Each of the winning 100 is represented by a photography exhibition now on display at the VCA, 2501 Monument Ave. Hurry in — Sunday, Oct. 19 is the show’s last day.
Virginia’s architecture and architectural history is so rich and varied. There are well-known examples on the list, from the Jamestown Fort and Jefferson’s Academical Village to Williamsburg’s Governor’s Palace and Bruton Parrish Church. There are plantations, too, from Mount Airy (pictured above) to Smithfield and Shirley, as well.
Other, sometimes lesser-known, buildings also make the list of favorite of buildings you’ll find across Virginia, from Alexandria (Christ Church) and Abingdon (Martha Washington Inn); Blacksburg (Virginia Tech’s Burruss Hall) and Chantilly (Dulles Airport); to Lexington (Washington and Lee’s Chapel and the Coffee Pot Building), Lofton (Gunston Hall) , Lynchburg (Point of Honor), Lyndhurst (Swannanoa) and Norfolk (Scope Arena).
After exploring the exhibition, there are some buildings I’m now terribly excited to see in person.

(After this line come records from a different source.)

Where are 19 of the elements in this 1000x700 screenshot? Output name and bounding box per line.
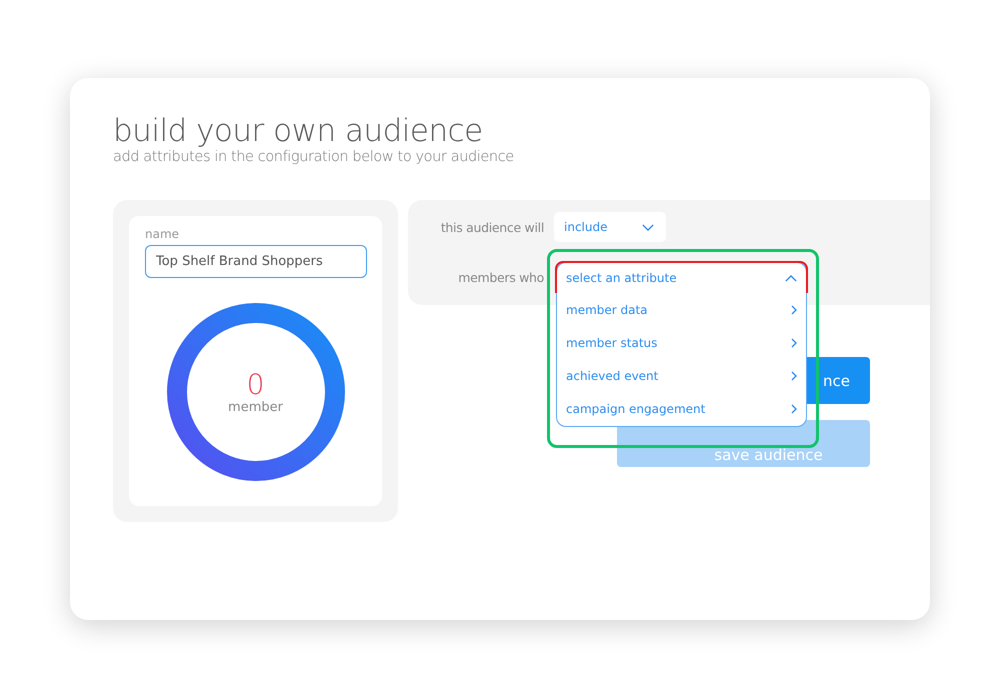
members-label: members who	[457, 270, 544, 284]
attribute-option[interactable]: achieved event	[557, 359, 806, 392]
chevron-right-icon	[791, 338, 797, 348]
chevron-right-icon	[791, 404, 797, 414]
name-field[interactable]: Top Shelf Brand Shoppers	[145, 245, 367, 278]
chevron-right-icon	[791, 304, 797, 314]
include-select[interactable]: include	[554, 212, 666, 242]
include-label: this audience will	[440, 220, 544, 234]
chevron-right-icon	[791, 370, 797, 380]
attribute-option[interactable]: member data	[557, 293, 806, 326]
attribute-select[interactable]: select an attribute	[555, 261, 808, 293]
attribute-option[interactable]: member status	[557, 326, 806, 359]
page-subtitle: add attributes in the configuration below to your audience	[113, 149, 515, 165]
name-label: name	[145, 227, 180, 241]
chevron-down-icon	[642, 224, 654, 230]
page-title: build your own audience	[113, 112, 484, 150]
member-label: member	[228, 400, 283, 414]
chevron-up-icon	[785, 274, 797, 282]
member-count: 0	[246, 370, 264, 400]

These include Hollin Hills (1971), the midcentury modern neighborhood in Alexandria, Carlin’s Amoco Station (1947, pictured above) and the Taubman Museum of Art (2008), both in Roanoke.
And speaking of art museums, one of the “Virginia’s Favorite Architecture” winners is yet to be constructed: The VCU Institute for Contemporary Art by Steven Holl Architects + BCWH.
How many more of the top 100 buildings voted on are in Richmond metro area? Visit the exhibition and find out. And be sure to leave time for shopping in the VCA’s superb book and gift shop.
Virginia Center for Architecture is at 2501 Monument Ave. General admission is free, and hours are Tuesday through Friday, 10 a.m. – 5 p.m., Saturday through Sunday, 1 p.m. – 5 p.m.